In this they are following in the footsteps of John Maynard Keynes, who never would have approved tax increases in a lagging economy. And of White House Council of Economics Advisors Chairman Christina Romer, who -- with her husband David Romer, also a respected academic economist -- surveyed tax changes since World War II and concluded: "Tax increases are highly contractionary. The effects are strongly significant, highly robust and much larger than those using broader measures of tax changes."

Democrats have some cause to complain that George W. Bush and congressional Republicans left them with a hot potato when, by using the reconciliation process to avoid a Senate filibuster, they made their now long-ago tax cuts expire after this year.

The Democratic plan has been to continue the tax cuts on people with incomes under $250,000 and to allow cuts above that benchmark to expire. That way they could depict Republicans as aiders and abettors of the greedy rich.
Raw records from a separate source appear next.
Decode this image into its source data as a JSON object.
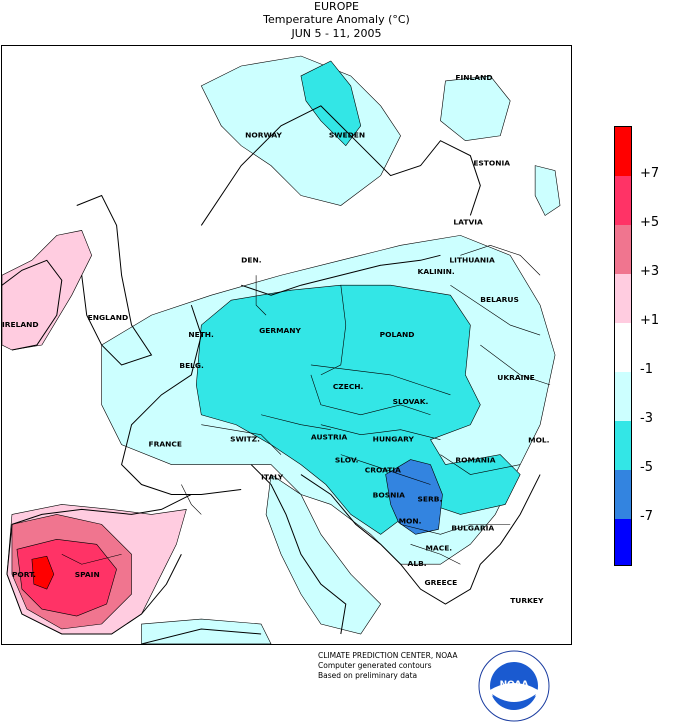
{
  "title": {
    "region": "EUROPE",
    "variable": "Temperature Anomaly (°C)",
    "period": "JUN 5 - 11, 2005"
  },
  "countries": [
    {
      "id": "finland",
      "label": "FINLAND"
    },
    {
      "id": "norway",
      "label": "NORWAY"
    },
    {
      "id": "sweden",
      "label": "SWEDEN"
    },
    {
      "id": "estonia",
      "label": "ESTONIA"
    },
    {
      "id": "latvia",
      "label": "LATVIA"
    },
    {
      "id": "lithuania",
      "label": "LITHUANIA"
    },
    {
      "id": "kaliningrad",
      "label": "KALININ."
    },
    {
      "id": "belarus",
      "label": "BELARUS"
    },
    {
      "id": "denmark",
      "label": "DEN."
    },
    {
      "id": "ireland",
      "label": "IRELAND"
    },
    {
      "id": "england",
      "label": "ENGLAND"
    },
    {
      "id": "netherlands",
      "label": "NETH."
    },
    {
      "id": "belgium",
      "label": "BELG."
    },
    {
      "id": "germany",
      "label": "GERMANY"
    },
    {
      "id": "poland",
      "label": "POLAND"
    },
    {
      "id": "ukraine",
      "label": "UKRAINE"
    },
    {
      "id": "czech",
      "label": "CZECH."
    },
    {
      "id": "slovakia",
      "label": "SLOVAK."
    },
    {
      "id": "france",
      "label": "FRANCE"
    },
    {
      "id": "switzerland",
      "label": "SWITZ."
    },
    {
      "id": "austria",
      "label": "AUSTRIA"
    },
    {
      "id": "hungary",
      "label": "HUNGARY"
    },
    {
      "id": "moldova",
      "label": "MOL."
    },
    {
      "id": "romania",
      "label": "ROMANIA"
    },
    {
      "id": "slovenia",
      "label": "SLOV."
    },
    {
      "id": "croatia",
      "label": "CROATIA"
    },
    {
      "id": "italy",
      "label": "ITALY"
    },
    {
      "id": "bosnia",
      "label": "BOSNIA"
    },
    {
      "id": "serbia",
      "label": "SERB."
    },
    {
      "id": "montenegro",
      "label": "MON."
    },
    {
      "id": "bulgaria",
      "label": "BULGARIA"
    },
    {
      "id": "macedonia",
      "label": "MACE."
    },
    {
      "id": "albania",
      "label": "ALB."
    },
    {
      "id": "greece",
      "label": "GREECE"
    },
    {
      "id": "turkey",
      "label": "TURKEY"
    },
    {
      "id": "portugal",
      "label": "PORT."
    },
    {
      "id": "spain",
      "label": "SPAIN"
    }
  ],
  "legend": {
    "labels": [
      "+7",
      "+5",
      "+3",
      "+1",
      "-1",
      "-3",
      "-5",
      "-7"
    ],
    "colors": [
      "#ff0000",
      "#ff3366",
      "#f0758f",
      "#ffcce0",
      "#ffffff",
      "#ccffff",
      "#33e6e6",
      "#3384e0",
      "#0000ff"
    ]
  },
  "credits": {
    "line1": "CLIMATE PREDICTION CENTER, NOAA",
    "line2": "Computer generated contours",
    "line3": "Based on preliminary data"
  },
  "logo": {
    "text": "NOAA"
  },
  "colors": {
    "ocean": "#ffffff",
    "land_neutral": "#ffffff",
    "cool_light": "#ccffff",
    "cool_mid": "#33e6e6",
    "cool_dark": "#3384e0"
  }
}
But the defection of Conrad, chairman of the Senate Budget Committee, and at least two Democratic colleagues raises the possibility that even in a lame duck session after the November election, Senate Democrats won't be able to get 60 votes for their plan.

In that case, they will presumably have to compromise with at least some Republicans to preserve popular Bush tax features like the child care tax credit and the 10 percent low income bracket. Otherwise, taxes will go up on even middle- and low-income people just at a time when Keynesian economists say they shouldn't. This is not a bind the Democrats expected to be in.

Two lessons seem apparent here. One is that private firms can do things government regulators can't do. The other is that if you choke the golden goose enough, it stops producing eggs -- and you have to get your hands off its neck. Grass grows up in the smallest cracks.